非编码RNA在癌症生物学领域开启了一扇新窗口。微小RNA(miRNA)作为一类非编码RNA,在基因调控中发挥着重要作用。这些小分子的异常表达已被证明与结直肠癌(CRC)的发病机制有关。本研究旨在检测CRC中miRNA的表达,并将其表达水平与组织学标志物(Ki-67和CD34)相关联。
收集36例新诊断CRC患者的肿瘤组织及配对的正常相邻组织。对肿瘤组织进行免疫组织化学(IHC)染色以检测Ki-67(增殖)和CD34(血管生成)标志物,并获得免疫表达染色评分。采用聚腺苷酸化SYBER Green定量实时PCR技术定量检测一组5种与CRC相关的miRNA(hsa-miR-21、31、20a、133b和145)的表达。组织病理学(H)评分和miRNA表达水平与包括分化程度、分期和淋巴管浸润在内的临床病理特征相关。
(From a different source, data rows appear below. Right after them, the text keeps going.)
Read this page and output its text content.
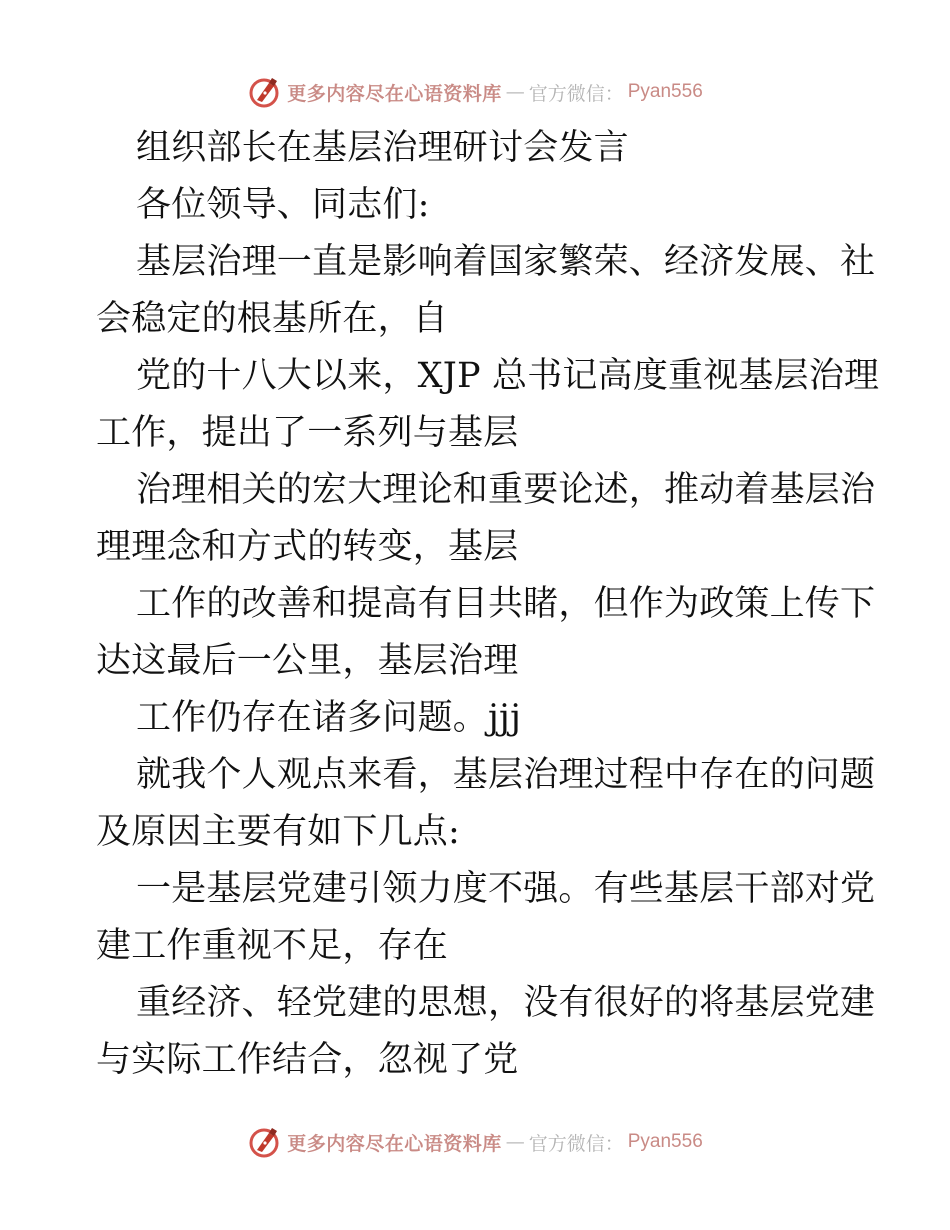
更多内容尽在心语资料库 — 官方微信： Pyan556
组织部长在基层治理研讨会发言
各位领导、同志们:
基层治理一直是影响着国家繁荣、经济发展、社
会稳定的根基所在，自
党的十八大以来，XJP 总书记高度重视基层治理
工作，提出了一系列与基层
治理相关的宏大理论和重要论述，推动着基层治
理理念和方式的转变，基层
工作的改善和提高有目共睹，但作为政策上传下
达这最后一公里，基层治理
工作仍存在诸多问题。jjj
就我个人观点来看，基层治理过程中存在的问题
及原因主要有如下几点:
一是基层党建引领力度不强。有些基层干部对党
建工作重视不足，存在
重经济、轻党建的思想，没有很好的将基层党建
与实际工作结合，忽视了党
更多内容尽在心语资料库 — 官方微信： Pyan556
我们的结果显示,两组之间hsa-miR-21、hsa-miR-31、hsa-miR-145和miR-20a的表达水平存在显著差异(P < 0.001),但hsa-miR-133b无显著差异(P = 0.57)。进一步分析显示,hsa-miR-145与Ki-67之间存在显著负相关(r = - 0.942,P < 0.001)。而hsa-miR-21与Ki-67之间呈正相关(r = 0.920,P < 0.001),hsa-miR-21与CD34之间也呈正相关(r = 0.981,P < 0.001)。此外,还发现hsa-miR-31与Ki-67之间呈正相关(r = 0.913,P < 0.001),hsa-miR-31与CD34之间呈正相关(r = 0.798,P < 0.05),hsa-miR-20a与Ki-67之间呈正相关(r = 0.871,P < 0.001),hsa-miR-20a与CD34之间呈正相关(r = 0.890,P < 0.001)。
miRNA的失调及其与分子组织病理学的相关性表明,miRNA在CRC发生发展的各种细胞过程(包括细胞增殖和血管生成)中具有生物学作用。另一方面,miRNA表达模式及其与组织学标志物的相关性作为CRC的诊断生物标志物具有潜在价值。